The problem with this arguments is that you are taking an aspect of vertical progression and then painting a horizontal picture that hasn't bothered to be adjusted for core design principles. It's a strawman argument, because no one in their right mind would expect you to be able to take WoW's current raid system, and just continue on with it horizontally.
Vertical character progression is fully possible in a horizontal system. One possible answer is to add, where wise, ways for your character to progress. Another is to allow for the creation of more diverse content, so the concept of progression isn't uniform. Right now (well, I assume this is still true), Blizzard made the absurd move to ensure that PvE and PvP progression follow roughly the same system, and they're both using an extremely uninteresting, unexciting ilvl system.
And it makes no sense. Instead of forcing every player to engage with every form of PVP, why not actually develop them into separate entities, so people can play what they want, progress in what they want, and specialize in what they want? If I want to focus on arenas, let me focus on arenas. You can structure progression so that it boosts my performance in BGs, sure. But being king of the arena shouldn't make me the best flag capper of all time.

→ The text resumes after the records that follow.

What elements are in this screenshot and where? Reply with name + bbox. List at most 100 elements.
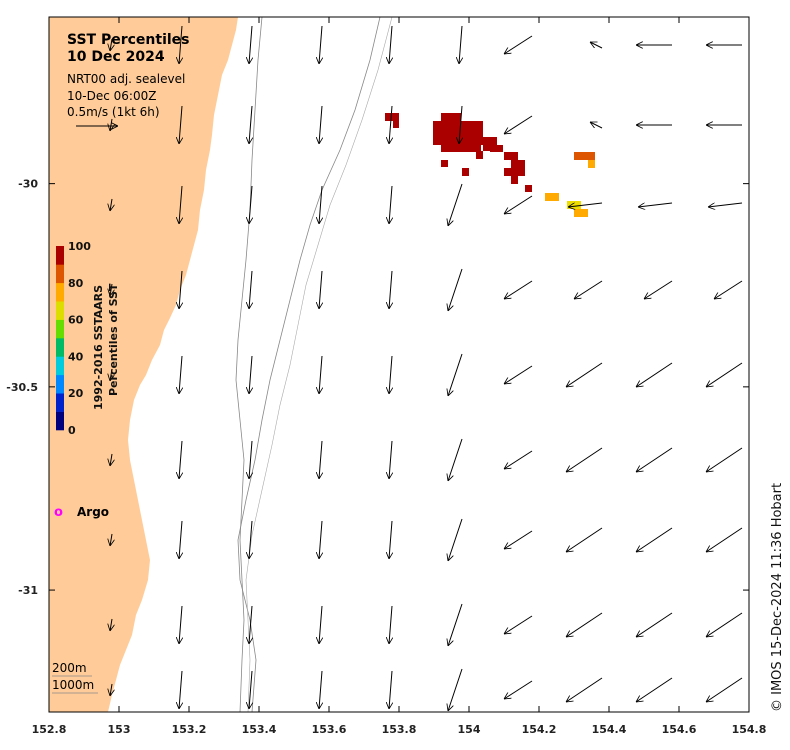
current-arrow [179,605,182,644]
current-arrow [590,121,603,129]
colorbar-swatch [56,246,64,265]
current-arrow [504,115,533,134]
current-arrow [110,618,112,631]
sst-cell [511,176,518,184]
colorbar-swatch [56,374,64,394]
x-tick-label: 153.6 [312,723,347,736]
current-arrow [459,105,462,144]
y-tick-label: -30.5 [6,381,38,394]
current-arrow [504,365,533,384]
current-arrow [706,362,743,387]
colorbar-swatch [56,301,64,320]
sst-cell [504,152,518,160]
colorbar-tick-label: 100 [68,240,91,253]
current-arrow [249,670,252,709]
current-arrow [319,670,322,709]
current-arrow [249,270,252,309]
current-arrow [319,270,322,309]
current-arrow [179,25,182,64]
current-arrow [504,280,533,299]
current-arrow [319,440,322,479]
isobath-label-200: 200m [52,661,87,675]
current-arrow [706,612,743,637]
current-arrow [459,25,462,64]
x-tick-label: 154.2 [522,723,557,736]
current-arrow [504,195,533,214]
current-arrow [319,520,322,559]
x-axis: 152.8 153 153.2 153.4 153.6 153.8 154 154.2 154.… [32,17,767,736]
colorbar-swatch [56,356,64,376]
current-arrow [389,355,392,394]
current-arrow [566,447,603,472]
current-arrow [389,605,392,644]
colorbar-tick-label: 80 [68,277,84,290]
land-mass [49,17,238,712]
current-arrow [389,270,392,309]
x-tick-label: 154.4 [592,723,627,736]
colorbar-tick-label: 40 [68,350,84,363]
x-tick-label: 154.8 [732,723,767,736]
current-arrow [179,355,182,394]
colorbar-swatch [56,338,64,357]
x-tick-label: 154.6 [662,723,697,736]
current-arrow [590,41,603,49]
sst-cell [574,209,588,217]
x-tick-label: 153.8 [382,723,417,736]
current-arrow [714,280,743,299]
current-vectors [110,25,743,711]
x-tick-label: 152.8 [32,723,67,736]
current-arrow [319,185,322,224]
current-arrow [110,283,112,296]
current-arrow [110,683,112,696]
sst-cell [433,121,483,145]
current-arrow [644,280,673,299]
current-arrow [319,105,322,144]
x-tick-label: 153.4 [242,723,277,736]
current-arrow [636,362,673,387]
current-arrow [110,453,112,466]
current-arrow [249,520,252,559]
colorbar-tick-label: 60 [68,314,84,327]
colorbar-tick-label: 0 [68,424,76,437]
current-arrow [448,268,463,311]
current-arrow [319,605,322,644]
current-arrow [389,440,392,479]
info-scale: 0.5m/s (1kt 6h) [67,105,160,119]
sst-cell [525,185,532,192]
sst-cell [567,201,581,209]
sst-cell [504,168,511,176]
argo-label: Argo [77,505,109,519]
y-tick-label: -31 [18,584,38,597]
current-arrow [319,355,322,394]
argo-marker: o [54,505,63,520]
current-arrow [504,615,533,634]
current-arrow [706,447,743,472]
current-arrow [638,202,673,207]
current-arrow [636,677,673,702]
current-arrow [110,368,112,381]
current-arrow [574,280,603,299]
current-arrow [110,198,112,211]
sst-cell [441,113,461,121]
info-time: 10-Dec 06:00Z [67,89,156,103]
info-product: NRT00 adj. sealevel [67,72,185,86]
current-arrow [636,612,673,637]
sst-cell [588,160,595,168]
current-arrow [389,25,392,64]
y-axis: -30 -30.5 -31 [6,178,749,597]
current-arrow [179,270,182,309]
y-tick-label: -30 [18,178,38,191]
colorbar-swatch [56,411,64,431]
title-line1: SST Percentiles [67,32,190,48]
current-arrow [389,105,392,144]
colorbar-swatch [56,282,64,302]
x-tick-label: 153 [108,723,131,736]
colorbar-title-2: Percentiles of SST [107,283,120,396]
current-arrow [448,438,463,481]
current-arrow [504,35,533,54]
current-arrow [249,25,252,64]
sst-cell [545,193,559,201]
current-arrow [110,533,112,546]
colorbar-swatch [56,393,64,412]
current-arrow [566,677,603,702]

How? Creating more interesting, more dynamic skill systems in conjunction with gear that is less basic and dumbed down would be part of it. In a PVP setting, skill tiers and a ladder would be another.

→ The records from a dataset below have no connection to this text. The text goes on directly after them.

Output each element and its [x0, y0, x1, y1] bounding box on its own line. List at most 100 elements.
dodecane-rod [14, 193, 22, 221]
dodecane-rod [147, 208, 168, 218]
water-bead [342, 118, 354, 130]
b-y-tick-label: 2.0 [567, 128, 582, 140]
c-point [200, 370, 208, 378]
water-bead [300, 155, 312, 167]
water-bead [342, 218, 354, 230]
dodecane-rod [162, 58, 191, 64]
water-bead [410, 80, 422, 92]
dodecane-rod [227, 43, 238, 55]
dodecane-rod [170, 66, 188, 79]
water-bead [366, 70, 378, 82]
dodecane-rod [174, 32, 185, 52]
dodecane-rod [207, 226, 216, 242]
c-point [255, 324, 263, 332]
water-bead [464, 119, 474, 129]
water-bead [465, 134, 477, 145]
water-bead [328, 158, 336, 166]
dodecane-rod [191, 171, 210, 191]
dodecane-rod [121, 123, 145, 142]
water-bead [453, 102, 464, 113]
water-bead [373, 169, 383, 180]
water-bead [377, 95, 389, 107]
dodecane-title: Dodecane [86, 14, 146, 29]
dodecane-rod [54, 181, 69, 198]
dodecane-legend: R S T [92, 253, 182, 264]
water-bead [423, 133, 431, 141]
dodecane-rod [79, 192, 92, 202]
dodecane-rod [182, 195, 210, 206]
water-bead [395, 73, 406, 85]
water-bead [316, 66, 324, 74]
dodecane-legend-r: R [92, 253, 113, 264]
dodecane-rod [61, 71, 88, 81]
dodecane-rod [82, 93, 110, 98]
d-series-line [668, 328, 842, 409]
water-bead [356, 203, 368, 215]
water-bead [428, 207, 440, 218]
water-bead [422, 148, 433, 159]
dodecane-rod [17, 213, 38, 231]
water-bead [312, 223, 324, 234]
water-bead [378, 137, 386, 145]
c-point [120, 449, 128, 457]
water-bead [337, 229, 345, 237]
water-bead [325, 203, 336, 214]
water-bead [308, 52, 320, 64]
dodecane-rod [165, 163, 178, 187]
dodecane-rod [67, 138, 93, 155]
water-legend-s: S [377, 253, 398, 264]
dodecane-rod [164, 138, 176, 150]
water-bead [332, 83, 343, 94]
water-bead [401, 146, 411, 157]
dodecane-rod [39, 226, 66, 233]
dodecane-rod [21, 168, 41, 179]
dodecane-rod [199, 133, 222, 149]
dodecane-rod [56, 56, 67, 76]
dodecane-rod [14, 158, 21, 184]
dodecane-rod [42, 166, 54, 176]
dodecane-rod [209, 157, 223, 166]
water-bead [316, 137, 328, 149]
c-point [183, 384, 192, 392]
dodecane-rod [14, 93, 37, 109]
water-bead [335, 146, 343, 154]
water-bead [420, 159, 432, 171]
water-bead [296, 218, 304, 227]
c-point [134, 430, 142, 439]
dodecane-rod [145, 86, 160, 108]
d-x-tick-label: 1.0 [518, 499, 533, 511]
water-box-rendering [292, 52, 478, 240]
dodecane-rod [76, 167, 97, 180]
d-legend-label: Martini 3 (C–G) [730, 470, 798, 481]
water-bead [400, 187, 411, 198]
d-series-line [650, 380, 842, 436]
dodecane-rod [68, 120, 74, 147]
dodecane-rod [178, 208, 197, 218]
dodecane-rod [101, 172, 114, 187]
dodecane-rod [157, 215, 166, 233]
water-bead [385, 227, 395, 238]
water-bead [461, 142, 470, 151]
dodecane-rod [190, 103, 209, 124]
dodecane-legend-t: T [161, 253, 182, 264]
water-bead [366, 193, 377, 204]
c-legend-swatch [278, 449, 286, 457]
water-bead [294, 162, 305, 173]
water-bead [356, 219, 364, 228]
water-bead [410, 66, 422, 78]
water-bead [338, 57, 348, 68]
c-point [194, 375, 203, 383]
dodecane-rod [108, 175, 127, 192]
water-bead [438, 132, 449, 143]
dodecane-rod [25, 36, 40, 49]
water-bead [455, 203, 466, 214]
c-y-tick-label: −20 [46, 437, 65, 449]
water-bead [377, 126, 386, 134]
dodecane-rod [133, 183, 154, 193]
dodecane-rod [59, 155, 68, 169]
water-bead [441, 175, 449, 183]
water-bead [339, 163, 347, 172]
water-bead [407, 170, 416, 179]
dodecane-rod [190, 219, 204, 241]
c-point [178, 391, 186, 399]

And the same thing goes for PVE content. Right now, dungeons are just mini-raids, and raids are the real content. How about they make dungeons one type of content (and see if you can return to the days where there are random aspects besides which boss you fight), make raids another, add a wave-based combat system (something like what you might see now in WvWvW combat in GW2, except with mobs), etc.

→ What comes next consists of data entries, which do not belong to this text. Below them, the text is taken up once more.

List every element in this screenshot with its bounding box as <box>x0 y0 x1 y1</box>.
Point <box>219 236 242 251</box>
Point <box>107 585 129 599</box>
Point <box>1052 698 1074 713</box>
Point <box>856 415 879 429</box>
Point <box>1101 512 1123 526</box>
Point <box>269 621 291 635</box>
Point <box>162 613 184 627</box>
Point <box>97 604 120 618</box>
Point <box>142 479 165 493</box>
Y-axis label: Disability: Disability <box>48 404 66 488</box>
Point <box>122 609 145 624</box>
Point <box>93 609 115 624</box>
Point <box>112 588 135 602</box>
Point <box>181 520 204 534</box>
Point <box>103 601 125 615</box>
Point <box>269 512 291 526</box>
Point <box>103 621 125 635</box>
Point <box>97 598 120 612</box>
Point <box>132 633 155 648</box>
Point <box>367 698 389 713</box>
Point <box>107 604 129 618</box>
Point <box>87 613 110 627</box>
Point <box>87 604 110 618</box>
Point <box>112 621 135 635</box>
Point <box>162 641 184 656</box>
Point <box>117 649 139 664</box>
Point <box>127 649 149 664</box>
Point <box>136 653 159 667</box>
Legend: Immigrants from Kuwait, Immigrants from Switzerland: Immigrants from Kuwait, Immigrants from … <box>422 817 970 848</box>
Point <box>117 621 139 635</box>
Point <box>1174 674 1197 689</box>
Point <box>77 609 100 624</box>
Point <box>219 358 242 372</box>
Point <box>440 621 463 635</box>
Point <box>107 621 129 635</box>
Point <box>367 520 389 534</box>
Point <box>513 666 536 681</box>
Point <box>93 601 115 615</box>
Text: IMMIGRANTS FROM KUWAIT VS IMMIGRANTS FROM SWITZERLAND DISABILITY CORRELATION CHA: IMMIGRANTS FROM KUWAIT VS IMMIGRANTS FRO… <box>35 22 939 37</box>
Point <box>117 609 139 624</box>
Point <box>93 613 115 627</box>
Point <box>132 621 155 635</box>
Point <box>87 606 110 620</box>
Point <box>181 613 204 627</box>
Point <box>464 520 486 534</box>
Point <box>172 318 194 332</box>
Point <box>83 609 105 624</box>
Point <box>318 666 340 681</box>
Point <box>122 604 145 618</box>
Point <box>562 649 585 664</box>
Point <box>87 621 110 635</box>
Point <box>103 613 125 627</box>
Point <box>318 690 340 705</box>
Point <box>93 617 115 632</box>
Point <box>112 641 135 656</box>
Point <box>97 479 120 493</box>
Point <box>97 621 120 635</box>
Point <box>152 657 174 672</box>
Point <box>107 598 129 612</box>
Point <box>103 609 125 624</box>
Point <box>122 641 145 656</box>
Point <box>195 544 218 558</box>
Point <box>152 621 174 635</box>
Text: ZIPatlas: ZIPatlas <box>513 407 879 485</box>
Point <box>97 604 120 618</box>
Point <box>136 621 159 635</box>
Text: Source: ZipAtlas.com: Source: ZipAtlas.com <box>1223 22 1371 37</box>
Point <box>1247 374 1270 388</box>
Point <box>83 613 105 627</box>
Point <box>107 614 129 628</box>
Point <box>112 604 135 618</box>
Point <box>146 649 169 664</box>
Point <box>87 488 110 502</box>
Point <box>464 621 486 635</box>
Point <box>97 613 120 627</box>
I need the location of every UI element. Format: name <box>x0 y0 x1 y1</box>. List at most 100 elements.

Then you have the "casual" content like crafting, home-building, etc. Don't have a pathetic "press okay until it's gray" system. Make it interesting. Yeah, raiders won't be interested in it overall. That's fine - you aren't making it to please the raiders.
Horizontal expansions in this aspect would focus on adding more ways to play for everyone. It would add or change up the existing content (which is how EVE generally handles it), and add more content. Some examples: In a dungeon system with random options, add more of them, add more ways to cross-skill, maybe add new settings that require different skills to succeed in, progress the story in an old one. Similar for raids, but on a more grandiose scale.
Oh, and the other thing, STOP TELLING THE STORY ENTIRELY THROUGH RAIDS.
Did the picture I just paint turn out perfect? Hell no. I'm trying not to stray too far from the system WoW has now, which is a decidedly vertical progression system. And that's hard. But I'm not saying WoW should implement one now. It's way too late for that. I'm just saying that they can be amazing if the designers actually create a game to support one.